Ele é uma das criações humanas que nos amparam, ao nos localizar em eixos imaginários
Como sabemos, o tempo não existe. Ele é uma daquelas criações humanas que nos amparam, ao nos localizar em eixos imaginários —como os tabuleiros com reis, deuses, ricos ou demônios, bandidos, monstros. Acreditar numa linha e num sentido nos apazigua. Tenho uma topografia e um projeto: estou aqui e vou para lá. Assim, a gente materializa e conta o tempo. No entanto, Einstein já disse: a diferença entre passado, presente e futuro é apenas uma persistente ilusão.
Eis o truque: para poder contar o inexistente, a gente usa o espaço. Ao riscar esse espaço, inclusive, nos convencemos que o tempo existe e é matematizável. Uma das primeiras formas de fazer isso foi fincar uma estaca no chão e deixar a luz do sol —sua sombra— desenhar o movimento. De ampulheta em ampulheta, grão de areia, metal, laser, íons, criamos várias engrenagens para instaurar Cronos, o tempo dos instantes que se sucedem e valem a mesma coisa. Um minuto é sempre um minuto. Sabemos o quanto a invenção do relógio mecânico foi fundamental para a consciência da modernidade. Mesmo que desejemos a eternidade de Aion, a suspensão da contagem, sempre mortal.
Mas talvez Einstein estivesse certo e quem sabe tempos e espaços se comprimam, expandam e assim se relativizem, para usar os verbos que aprendemos a respeitar a partir do século 20. Do ponto de vista subjetivo isso é indubitável, pois há minutos que trazem revelações, e assim valem horas ou décadas. É o instante, Kayrós, raramente apreensível. Como não lembrar de Proust, Bergson ou Freud? O próprio ato de lembrar já diz quem somos, seres simbólicos por excelência, condenados a buscar a tríade: o eu-agora, o antes de mim, o depois de mim. Isso é o passado, o presente e o futuro, mesmo que uma persistente ilusão. O sujeito, ele sim, existe. E busca entender sua vida, seu entorno e assim cria a antiquíssima arte de narrar histórias e de voltar a elas.
Veja o ano de 2022. Comemoramos 200 anos da chamada Independência de algo como um conjunto de seres bem diferentes que vivem em lugares muito diversos e distantes uns dos outros e falam quase a mesma língua. O leitor já parou para pensar que coisa estranhíssima é dizer Independência ou Morte, e ainda para o próprio pai? Também tem os 100 anos da Semana de Arte Moderna. Quais as formas de sentir, pensar e expressar a vida? Esse embate terminou, entre os antigos e os modernos? A invenção do tempo é uma oportunidade para fazer essas perguntas, sempre difíceis: onde estamos, o que desejamos, o que inventar, para onde ir, como, junto com quem. Que bonito o esforço de parar e refletir. De passear no tempo, de imaginar e planejar. Esse é o processo da análise.

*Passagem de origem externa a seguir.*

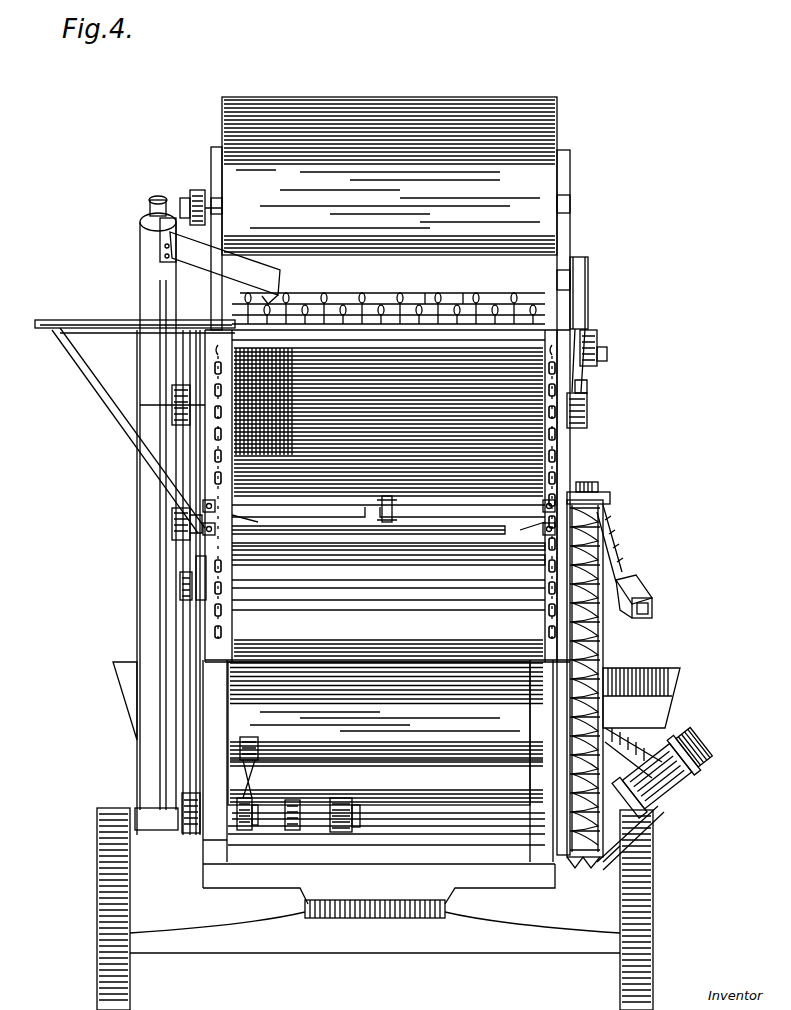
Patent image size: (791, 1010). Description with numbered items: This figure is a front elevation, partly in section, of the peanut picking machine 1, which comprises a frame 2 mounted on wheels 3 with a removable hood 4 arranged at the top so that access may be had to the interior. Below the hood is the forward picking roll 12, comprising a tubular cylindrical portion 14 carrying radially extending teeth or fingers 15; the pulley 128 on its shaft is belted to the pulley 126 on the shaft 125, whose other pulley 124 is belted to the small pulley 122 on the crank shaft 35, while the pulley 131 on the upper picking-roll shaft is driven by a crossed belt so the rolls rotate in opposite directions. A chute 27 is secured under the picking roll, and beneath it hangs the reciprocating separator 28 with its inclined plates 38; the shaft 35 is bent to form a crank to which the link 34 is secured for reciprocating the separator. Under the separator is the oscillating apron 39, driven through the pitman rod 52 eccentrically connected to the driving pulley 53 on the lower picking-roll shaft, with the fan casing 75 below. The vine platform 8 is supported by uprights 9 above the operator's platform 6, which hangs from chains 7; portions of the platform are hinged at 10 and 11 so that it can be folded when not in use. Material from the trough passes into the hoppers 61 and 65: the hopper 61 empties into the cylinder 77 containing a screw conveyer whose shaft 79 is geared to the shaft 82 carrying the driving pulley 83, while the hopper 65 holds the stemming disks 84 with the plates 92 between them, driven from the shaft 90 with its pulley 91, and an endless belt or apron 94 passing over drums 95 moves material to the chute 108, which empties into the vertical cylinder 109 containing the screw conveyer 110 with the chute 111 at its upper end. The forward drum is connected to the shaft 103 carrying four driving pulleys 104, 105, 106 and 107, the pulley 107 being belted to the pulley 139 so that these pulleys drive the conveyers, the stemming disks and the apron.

Essas ideias me vieram à cabeça numa exposição que chama justamente “Contar o tempo”, que está no Centro Maria Antonia, em São Paulo. Não sei bem por que, mas me emocionei vendo esse esforço analítico, tão humano. E nossa miséria. Talvez a crueza da escansão das imagens da Carmela Gross ou o efêmero da escrita com água de Marilá Dardot. Ou quem sabe o impacto do verde enegrecido das telas de Dora Longo Bahia ou a busca de Talles Lopes pelas formas niemeyerianas Brasil afora.
Existindo e não existindo, cortamos o tempo sem cessar. Por exemplo, me acalma pensar que em 37 milhões de anos nada mais existirá deste planeta, que há 500 mil anos raspamos uma pedra na outra e conseguimos imitar o misterioso fogo da natureza, coisa que fazemos a cada clic de um isqueiro. Me acalma pensar que há muitos sites com a contagem regressiva de quantos dias, horas, minutos e mesmo segundos faltam para o fim do governo do atual presidente, que em alguns dias meu filho ficará mais velho, que em 48 horas talvez encontremos um novo amor.